Finding a in circular motion problem

[infraray]

The problem is this: sling with r=1.5m spinning 2m above ground. Stone is released and lands 10m away. What is acceleration while in circular motion? The answer is supposed to be 160 m/s. I keep coming up with approx. 145 m/s. I assume I am to figure t first to then find v, where t= sqrt(2y/g), which yields approx. 0.64s. Where am I going wrong? I have tried this many different ways and am pulling my hair out. Any help or leads will be greatly appreciated.

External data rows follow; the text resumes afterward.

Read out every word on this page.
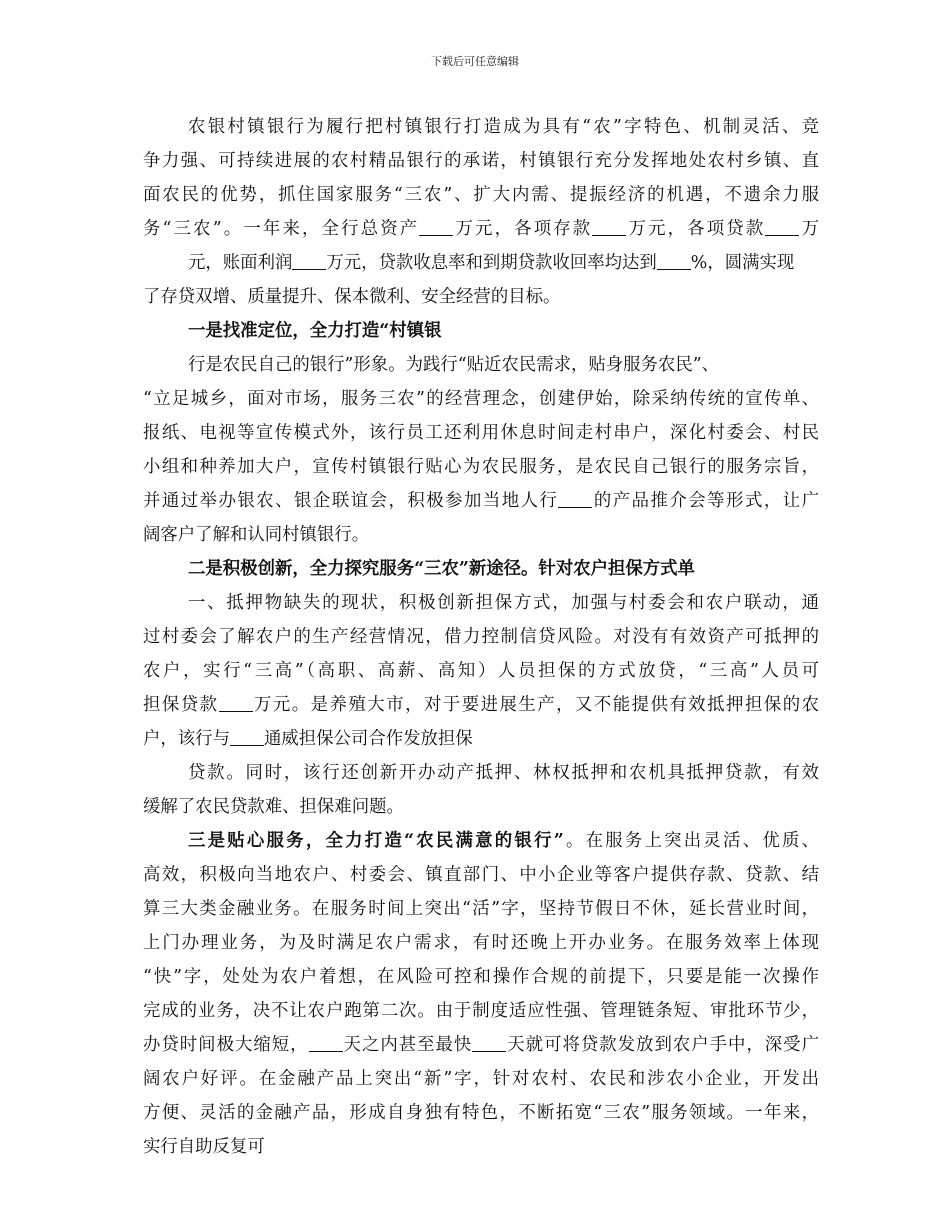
下载后可任意编辑
农银村镇银行为履行把村镇银行打造成为具有“农”字特色、机制灵活、竞
争力强、可持续进展的农村精品银行的承诺，村镇银行充分发挥地处农村乡镇、直
面农民的优势，抓住国家服务“三农”、扩大内需、提振经济的机遇，不遗余力服
务“三农”。一年来，全行总资产 万元，各项存款 万元，各项贷款 万
元，账面利润 万元，贷款收息率和到期贷款收回率均达到 %，圆满实现
了存贷双增、质量提升、保本微利、安全经营的目标。
一是找准定位，全力打造“村镇银
行是农民自己的银行”形象。为践行“贴近农民需求，贴身服务农民”、
“立足城乡，面对市场，服务三农”的经营理念，创建伊始，除采纳传统的宣传单、
报纸、电视等宣传模式外，该行员工还利用休息时间走村串户，深化村委会、村民
小组和种养加大户，宣传村镇银行贴心为农民服务，是农民自己银行的服务宗旨，
并通过举办银农、银企联谊会，积极参加当地人行 的产品推介会等形式，让广
阔客户了解和认同村镇银行。
二是积极创新，全力探究服务“三农”新途径。针对农户担保方式单
一、抵押物缺失的现状，积极创新担保方式，加强与村委会和农户联动，通
过村委会了解农户的生产经营情况，借力控制信贷风险。对没有有效资产可抵押的
农户，实行“三高”（高职、高薪、高知）人员担保的方式放贷，“三高”人员可
担保贷款 万元。是养殖大市，对于要进展生产，又不能提供有效抵押担保的农
户，该行与 通威担保公司合作发放担保
贷款。同时，该行还创新开办动产抵押、林权抵押和农机具抵押贷款，有效
缓解了农民贷款难、担保难问题。
三是贴心服务，全力打造“农民满意的银行”。在服务上突出灵活、优质、
高效，积极向当地农户、村委会、镇直部门、中小企业等客户提供存款、贷款、结
算三大类金融业务。在服务时间上突出“活”字，坚持节假日不休，延长营业时间，
上门办理业务，为及时满足农户需求，有时还晚上开办业务。在服务效率上体现
“快”字，处处为农户着想，在风险可控和操作合规的前提下，只要是能一次操作
完成的业务，决不让农户跑第二次。由于制度适应性强、管理链条短、审批环节少，
办贷时间极大缩短， 天之内甚至最快 天就可将贷款发放到农户手中，深受广
阔农户好评。在金融产品上突出“新”字，针对农村、农民和涉农小企业，开发出
方便、灵活的金融产品，形成自身独有特色，不断拓宽“三农”服务领域。一年来，
实行自助反复可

Thanks.

 

[quantumdude]

Originally posted by infraray
I assume I am to figure t first to then find v, where t= sqrt(2y/g), which yields approx. 0.64s.

That equation is for free fall, not for circular motion.

The acceleration of a particle undergoing uniform circular motion is
a_C=v²/r. You need to know how fast the mass is moving.

 

[infraray]

Maybe I am missing something, but the problem isn't doesn't contain velocity as a given, the only givens are: r=1.5m, y=2m, and x=10m. I assume I am to figure out the initial v as the stone leaves the sling and work backward to find a. Once again I preemtively thank anyone who can offer some advice.

 

[HallsofIvy]

You know the height of the stone when it is "released" from the sling and you know it was moving horizontally at that time. The motion of the stone from that point is y= (-g/2)t^2+ 2 and x= v t.
You know that when y= 0, x= 10 m. You should be able to solve the equations (-g/2)t^2+ 2= 0 for t (yes, t= sqrt(2y/g) which, since y= 2, is t= 2/sqrt(g)) and then v t= 10 for v. THAT gives you the speed of the stone. Knowing that you can use the formulas for circular motion (particularly a= v^2/R) to find the acceleration, a.

By the way, you say that "The answer is supposed to be 160 m/s."

Of course, that's impossible: I'm sure you mean 160 m/s^2.

Actually, I get 163 1/3 meters per second squared.

 

[infraray]

Thanks HallsofIvy! What was messing me up was trying to calculate the velocity by using the formula v=c/t where c is the circumference. I was assuming that because I was looking for the acceleration while in circular motion I should have been using that formula. It all works out fine now. Oh, yeah I realize the 160 m/s should have contained the square I apparently did not proof read well enough. Thanks again for your help.